Fecha: 16 de Febrero de 2007

Tribunal: AP A Coruña

Ponente: GOMEZ REY, JOSE

Nº de sentencia: 50/2007

Núm. Cendoj: 15078370062007100087

Núm. Ecli: ES:APC:2007:452

Resumen:
MATERIAS NO ESPECIFICADAS

Encabezamiento

AUD.PROVINCIAL SECCION N. 6

LA CORUÑA/A CORUÑA

SENTENCIA: 00050/2007

Rollo: RECURSO DE APELACION 0000352 /2005

Ilmo/s. Sr/es. Magistrado/s:

D. ANGEL PANTIN REIGADA -PRESIDENTE-

D. JOSÉ RAMÓN SANCHEZ HERRERO

D. JOSÉ GÓMEZ REY

SENTENCIA NUM. 50/07

En SANTIAGO DE COMPOSTELA (LA CORUÑA/A CORUÑA), a dieciséis de Febrero de dos mil siete.

VISTO en grado de apelación ante esta Sección 006 de la Audiencia Provincial de LA CORUÑA/A CORUÑA, los Autos de PROCEDIMIENTO ORDINARIO 0000008/2003, procedentes del JDO. 1A. INST. E INSTRUCCION N. 1 de SANTIAGO DE COMPOSTELA (ACTUALMENTE JDO. DE 1ª INSTANCIA Nº 1), a los que ha correspondido el Rollo 0000352/2005, en los que aparece como parte apelante D. Ricardo representado por el procurador D. MANUEL MERELLES PEREZ, y como apelado D. Susana representada por el procurador Dª SOLEDAD SANCHEZ SILVA; y siendo Magistrado Ponente el Ilmo. Sr. D. JOSÉ GÓMEZ REY, quien expresa el parecer de la Sala, procede formular los siguientes Antecedentes de Hecho, Fundamentos de Derecho y Fallo.

Antecedentes

PRIMERO.- Seguido el juicio por sus trámites legales ante el JDO. 1A. INST. E INSTRUCCION N. 1 de SANTIAGO DE COMPOSTELA (ACTUALMENTE JDO. 1ª INSTANCIA Nº 1), por el mismo se dictó sentencia con fecha 16/3/05 , cuyo Fallo es del tenor literal siguiente: "Que desestimando la demanda promovida por el procurador Sr. Merelles Pérez, en nombre y representación de D. Ricardo , contra Dª Susana , debo absolver y absuelvo a la precitada demandada de los pedimentos efectuados en su contra, con imposición de las costas causadas a la parte actora. "

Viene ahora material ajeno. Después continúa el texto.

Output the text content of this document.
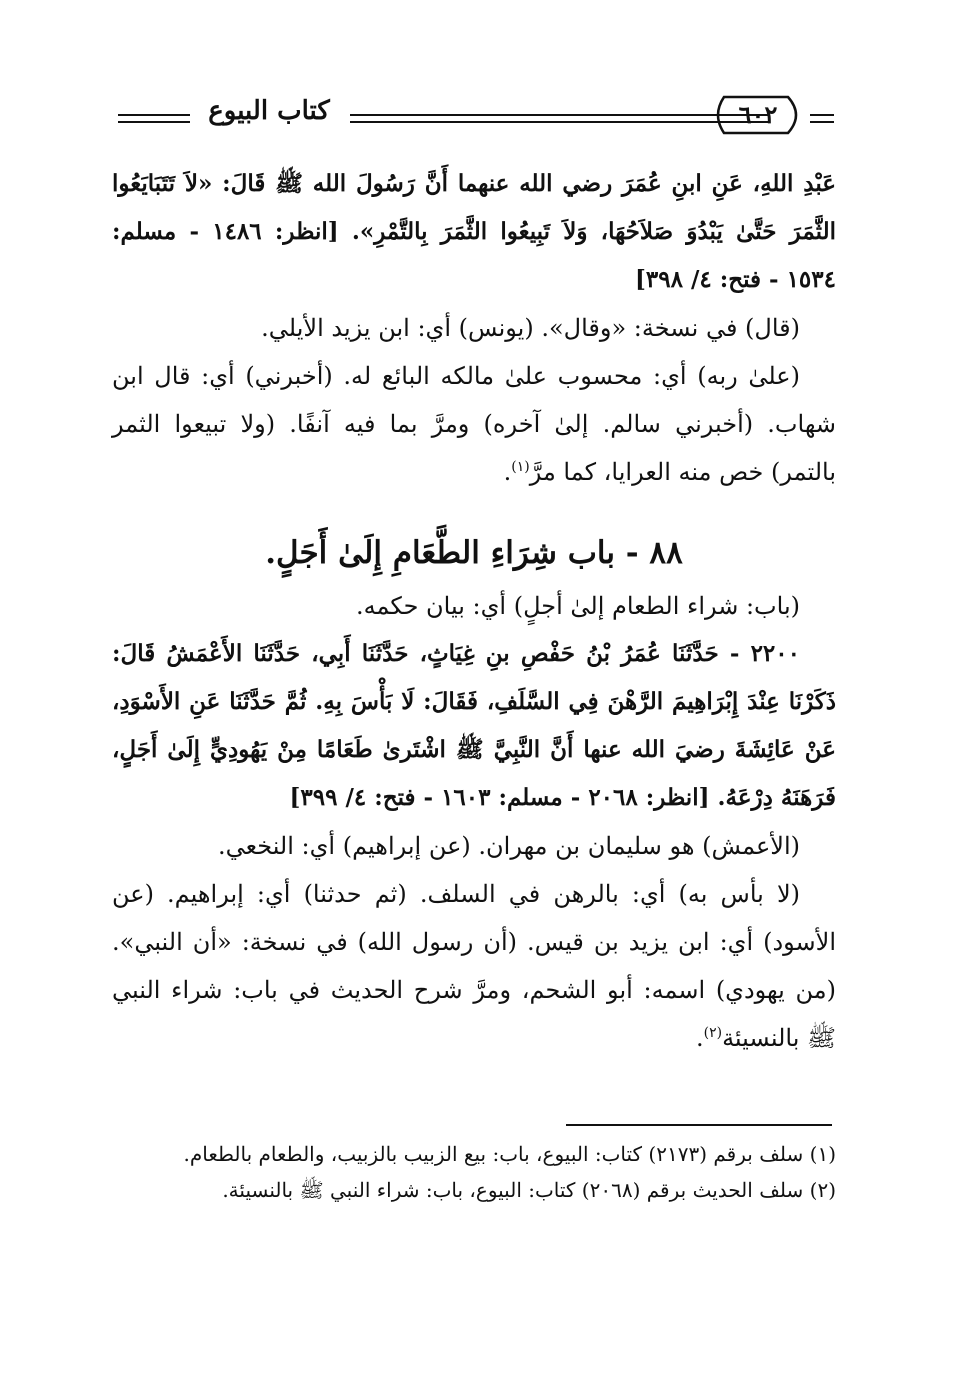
كتاب البيوع	٦٠٢

عَبْدِ اللهِ، عَنِ ابنِ عُمَرَ رضي الله عنهما أَنَّ رَسُولَ الله ﷺ قَالَ: «لاَ تَتَبَايَعُوا الثَّمَرَ حَتَّىٰ يَبْدُوَ صَلاَحُهَا، وَلاَ تَبِيعُوا الثَّمَرَ بِالتَّمْرِ». [انظر: ١٤٨٦ - مسلم: ١٥٣٤ - فتح: ٤/ ٣٩٨]

(قال) في نسخة: «وقال». (يونس) أي: ابن يزيد الأيلي.

(علىٰ ربه) أي: محسوب علىٰ مالكه البائع له. (أخبرني) أي: قال ابن شهاب. (أخبرني سالم. إلىٰ آخره) ومرَّ بما فيه آنفًا. (ولا تبيعوا الثمر بالتمر) خص منه العرايا، كما مرَّ$^{(١)}$.

٨٨ - باب شِرَاءِ الطَّعَامِ إِلَىٰ أَجَلٍ.

(باب: شراء الطعام إلىٰ أجلٍ) أي: بيان حكمه.

٢٢٠٠ - حَدَّثَنَا عُمَرُ بْنُ حَفْصِ بنِ غِيَاثٍ، حَدَّثَنَا أَبِي، حَدَّثَنَا الأَعْمَشُ قَالَ: ذَكَرْنَا عِنْدَ إِبْرَاهِيمَ الرَّهْنَ فِي السَّلَفِ، فَقَالَ: لَا بَأْسَ بِهِ. ثُمَّ حَدَّثَنَا عَنِ الأَسْوَدِ، عَنْ عَائِشَةَ رضيَ الله عنها أَنَّ النَّبِيَّ ﷺ اشْتَرىٰ طَعَامًا مِنْ يَهُودِيٍّ إِلَىٰ أَجَلٍ، فَرَهَنَهُ دِرْعَهُ. [انظر: ٢٠٦٨ - مسلم: ١٦٠٣ - فتح: ٤/ ٣٩٩]

(الأعمش) هو سليمان بن مهران. (عن إبراهيم) أي: النخعي.

(لا بأس به) أي: بالرهن في السلف. (ثم حدثنا) أي: إبراهيم. (عن الأسود) أي: ابن يزيد بن قيس. (أن رسول الله) في نسخة: «أن النبي». (من يهودي) اسمه: أبو الشحم، ومرَّ شرح الحديث في باب: شراء النبي ﷺ بالنسيئة$^{(٢)}$.

(١) سلف برقم (٢١٧٣) كتاب: البيوع، باب: بيع الزبيب بالزبيب، والطعام بالطعام.

(٢) سلف الحديث برقم (٢٠٦٨) كتاب: البيوع، باب: شراء النبي ﷺ بالنسيئة.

SEGUNDO.- Notificada dicha resolución a las partes, por la representación de Ricardo se interpuso recurso de apelación y cumplidos los trámites correspondientes, se remitieron los autos originales del juicio a este Tribunal, se señaló para llevar a efecto la deliberación, votación y fallo del mismo el pasado día catorce de junio de 2006, en que ha tenido lugar lo acordado.

TERCERO.- En la tramitación de este procedimiento se han observado las prescripciones legales.

Fundamentos

Se aceptan los de la sentencia apelada en lo que no contradigan lo que a continuación se expone,

PRIMERO.- En el proceso del que ahora se tiene conocimiento en esta alzada se ejercitó una acción exigiendo la responsabilidad civil de una abogada, inmutándole una actuación negligente en el desempeño de sus servicios.

Son hechos relevantes para la decisión de la controversia los siguientes: a) El demandante sufrió un accidente de trabajo el 26 de octubre de 1.994; b) El 11 de noviembre de 1.994 encomendó a la demandada su defensa jurídica en relación con todo lo relacionado con ese accidente; c) el 7 de septiembre de 1995 se notificó al demandante la resolución del INSS en la que se declaraba su invalidez permanente total; d) el 9 de septiembre de 1996 la demandada presentó demanda reclamando la responsabilidad civil derivada del accidente ante los Juzgados de Primera Instancia de A Coruña, que fue desestimada al acoger la sentencia la excepción de falta de jurisdicción, decisión confirmada por la Audiencia Provincial en sentencia de fecha 4 de noviembre de 1999; e)el día 8 de febrero de 2001 , bajo la dirección de letrado distinto de la demandada, el demandante presentó demanda ante la jurisdicción social reclamando los daños y perjuicios derivados del accidente de trabajo sufrido, demanda que fue desestimada por estimar el juzgado que la acción estaba prescrita, al haber transcurrido más de un año desde el momento en que tuvo conocimiento de las lesiones definitivas hasta el momento en que presentó la reclamación e la vía civil.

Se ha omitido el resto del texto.